I knew this one was going to be bad but I had no idea the extent of sloppiness, idiocy and ridiculousness I was going to discover.
The premise of Federici’s Caliban and the Witch: Women, the Body and Primitive Accumulation is that during the European Middle Ages women – especially the peasant and proletarian ones – were hugely empowered, sexually liberated, financially independent, and professionally successful. They worked as doctors, artisans, barbers and even priests in alternative religious arrangements. Women were also free to dedicate themselves to the most fulfilling and truly female pursuits of infanticide and prostitution, and nobody judged them for that because everybody accepted that women are a mystery. Medieval women could spend tons of time with each other and avoid the company of men as much as possible.

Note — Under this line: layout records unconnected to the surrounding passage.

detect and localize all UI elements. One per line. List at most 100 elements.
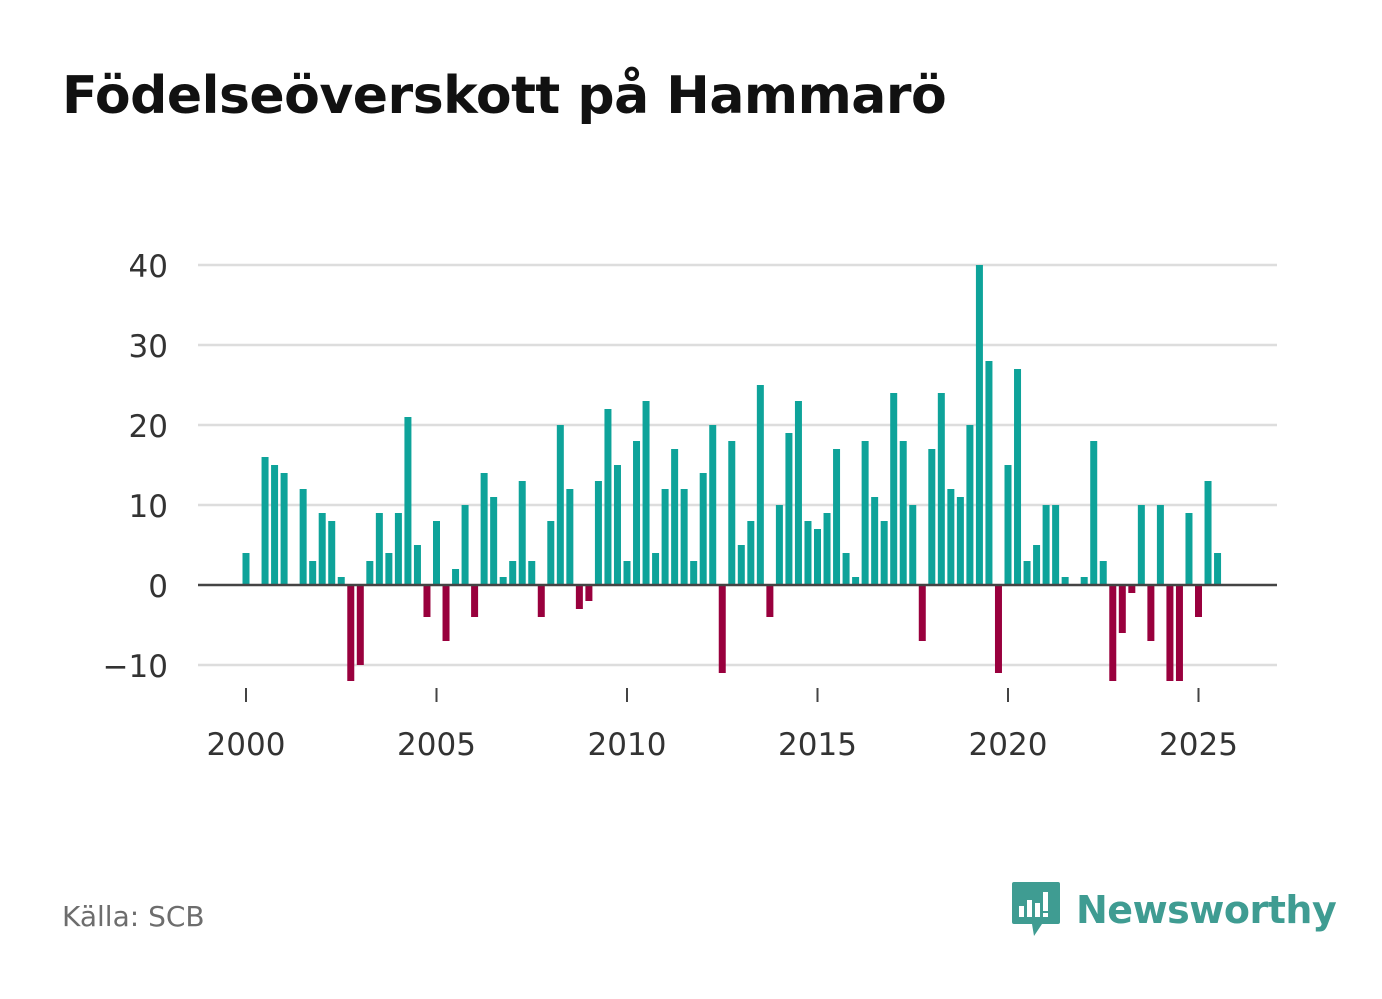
bar: [1185, 513, 1193, 585]
bar: [452, 569, 460, 585]
bar: [442, 585, 450, 641]
bar: [842, 553, 850, 585]
bar: [718, 585, 726, 673]
y-tick-label: 30: [129, 329, 168, 365]
bar: [271, 465, 279, 585]
bar: [366, 561, 374, 585]
bar: [261, 457, 269, 585]
y-axis-ticks: −10 0 10 20 30 40: [103, 249, 168, 685]
x-tick-label: 2010: [588, 727, 667, 763]
bar: [594, 481, 602, 585]
bar: [861, 441, 869, 585]
bar: [994, 585, 1002, 673]
bar: [823, 513, 831, 585]
bar: [833, 449, 841, 585]
bar: [871, 497, 879, 585]
bar: [385, 553, 393, 585]
bar: [652, 553, 660, 585]
bar: [566, 489, 574, 585]
bar: [1014, 369, 1022, 585]
bar: [975, 265, 983, 585]
bar: [413, 545, 421, 585]
bar: [956, 497, 964, 585]
bar: [394, 513, 402, 585]
bar: [880, 521, 888, 585]
bar: [1090, 441, 1098, 585]
y-tick-label: 0: [148, 569, 168, 605]
bar: [471, 585, 479, 617]
bar: [1080, 577, 1088, 585]
bar: [680, 489, 688, 585]
bar: [1204, 481, 1212, 585]
bar: [518, 481, 526, 585]
bar: [1147, 585, 1155, 641]
bar: [547, 521, 555, 585]
y-tick-label: −10: [103, 649, 168, 685]
bar: [433, 521, 440, 585]
bar: [347, 585, 355, 681]
bar: [499, 577, 507, 585]
bar: [766, 585, 774, 617]
bar: [1099, 561, 1107, 585]
bar: [909, 505, 917, 585]
bar: [756, 385, 764, 585]
x-tick-label: 2005: [397, 727, 476, 763]
bar: [785, 433, 793, 585]
bar: [890, 393, 898, 585]
chart-title: Födelseöverskott på Hammarö: [62, 66, 947, 126]
bar: [375, 513, 383, 585]
bar: [709, 425, 717, 585]
bar: [1004, 465, 1012, 585]
bar: [1109, 585, 1117, 681]
bar: [1128, 585, 1136, 593]
bar: [1137, 505, 1145, 585]
bar: [775, 505, 783, 585]
bar: [404, 417, 412, 585]
bar: [623, 561, 631, 585]
source-label: Källa: SCB: [62, 900, 205, 933]
bar: [299, 489, 307, 585]
bar: [309, 561, 317, 585]
bar: [642, 401, 650, 585]
bar: [575, 585, 583, 609]
bar: [947, 489, 955, 585]
x-tick-label: 2015: [778, 727, 857, 763]
bar: [661, 489, 669, 585]
bar: [528, 561, 536, 585]
bar: [318, 513, 326, 585]
brand-logo[interactable]: Newsworthy: [1010, 880, 1337, 940]
bar: [852, 577, 860, 585]
bar: [356, 585, 364, 665]
bars: [242, 265, 1222, 681]
bar: [242, 553, 250, 585]
bar: [918, 585, 926, 641]
bar: [480, 473, 488, 585]
bar: [699, 473, 707, 585]
bar: [1023, 561, 1031, 585]
bar: [1042, 505, 1050, 585]
bar: [461, 505, 469, 585]
bar: [985, 361, 993, 585]
bar: [966, 425, 974, 585]
gridlines: [198, 263, 1277, 667]
bar: [1033, 545, 1041, 585]
bar: [747, 521, 755, 585]
x-axis-ticks: 2000 2005 2010 2015 2020 2025: [207, 688, 1238, 763]
bar: [556, 425, 564, 585]
bar: [1156, 505, 1164, 585]
bar: [509, 561, 517, 585]
y-tick-label: 40: [129, 249, 168, 285]
x-tick-label: 2020: [969, 727, 1048, 763]
bar: [1195, 585, 1202, 617]
bar: [804, 521, 812, 585]
bar: [1061, 577, 1069, 585]
bar: [633, 441, 641, 585]
bar: [537, 585, 545, 617]
bar: [604, 409, 612, 585]
bar: [280, 473, 288, 585]
bar: [337, 577, 345, 585]
bar: [814, 529, 821, 585]
bar: [1118, 585, 1126, 633]
bar: [328, 521, 336, 585]
bar: [613, 465, 621, 585]
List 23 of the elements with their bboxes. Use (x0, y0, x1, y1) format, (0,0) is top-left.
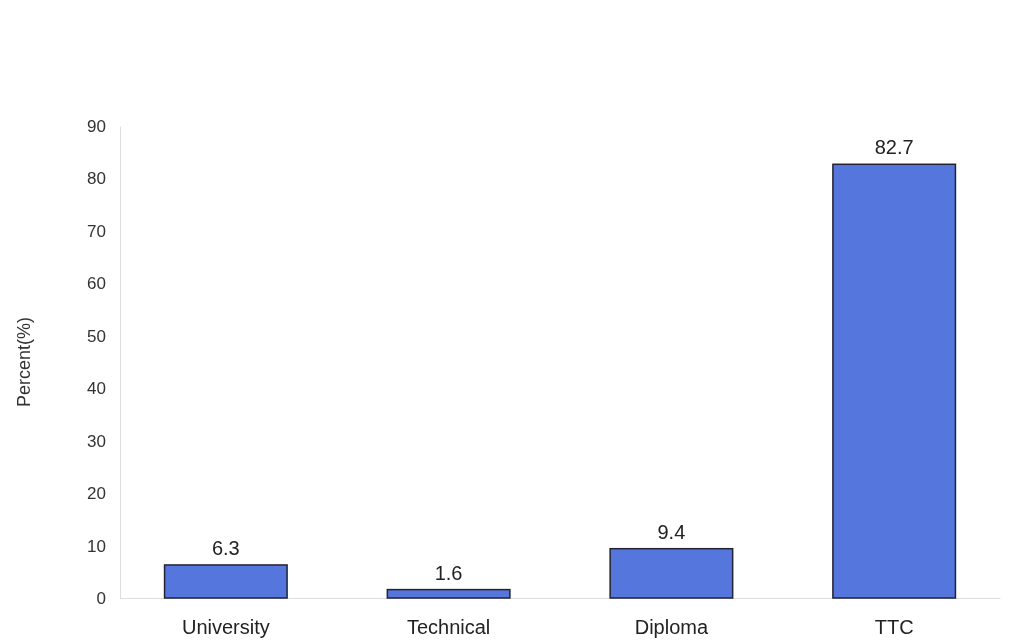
y-axis-title: Percent(%) (14, 316, 34, 408)
bar (609, 547, 734, 599)
y-tick-label: 40 (87, 379, 106, 399)
y-tick-label: 0 (96, 588, 106, 608)
data-label: 1.6 (434, 561, 463, 584)
data-label: 9.4 (657, 520, 686, 543)
y-tick-label: 50 (87, 326, 106, 346)
bar (163, 564, 288, 599)
y-tick-label: 90 (87, 116, 106, 136)
y-tick-label: 30 (87, 431, 106, 451)
bar (386, 588, 511, 599)
y-tick-label: 10 (87, 536, 106, 556)
x-tick-label: University (181, 616, 270, 639)
x-tick-label: TTC (874, 616, 914, 639)
x-tick-label: Technical (406, 616, 491, 639)
x-tick-label: Diploma (634, 616, 709, 639)
y-tick-label: 70 (87, 221, 106, 241)
data-label: 82.7 (874, 136, 914, 159)
bar (832, 163, 957, 599)
y-tick-label: 20 (87, 484, 106, 504)
data-label: 6.3 (211, 536, 240, 559)
y-tick-label: 80 (87, 169, 106, 189)
y-tick-label: 60 (87, 274, 106, 294)
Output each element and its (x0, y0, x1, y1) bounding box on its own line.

But this idyll ended once capitalism came. Oh, that evil capitalism! Without it, a woman- say, Silvia Federici – could be happily prostituting and infanticiding all day long. Instead, she gets to write books and give lectures. Oppression! Horror!
In support of her argument that capitalism brought enslavement of formerly free and joyously infanticiding women, Federici discusses witch trials of the 16th and 17th centuries. She tries to inflate their importance by claiming that “hundreds of thousands of women” or as many as 600,000 women were killed in an act of genocide during the witch trials. What’s especially cute is that in her own endnotes she recognizes that this number has nothing to do with reality. (It’s well-known that the true number is about 40,000 although Federici respectfully quotes some freak who claims that as many witches were killed as Jews during the Holocaust). Few readers are anal enough to go digging through endnotes, which is what Federici counts on for her argument to work.
The bloopers I’ve been quoting today and yesterday all come from her book. She is not very well-read, and there’s about a blooper a page. Whenever she says things like, “Nobody ever wrote about X”, for instance, I can immediately think of half a dozen people who did.
Federici’s idealization of the pre-industrial world and of all civilizations that are not European is boring and reductive. The belief in the prelapsarian world of purity is not new but it’s dangerous in a study of history.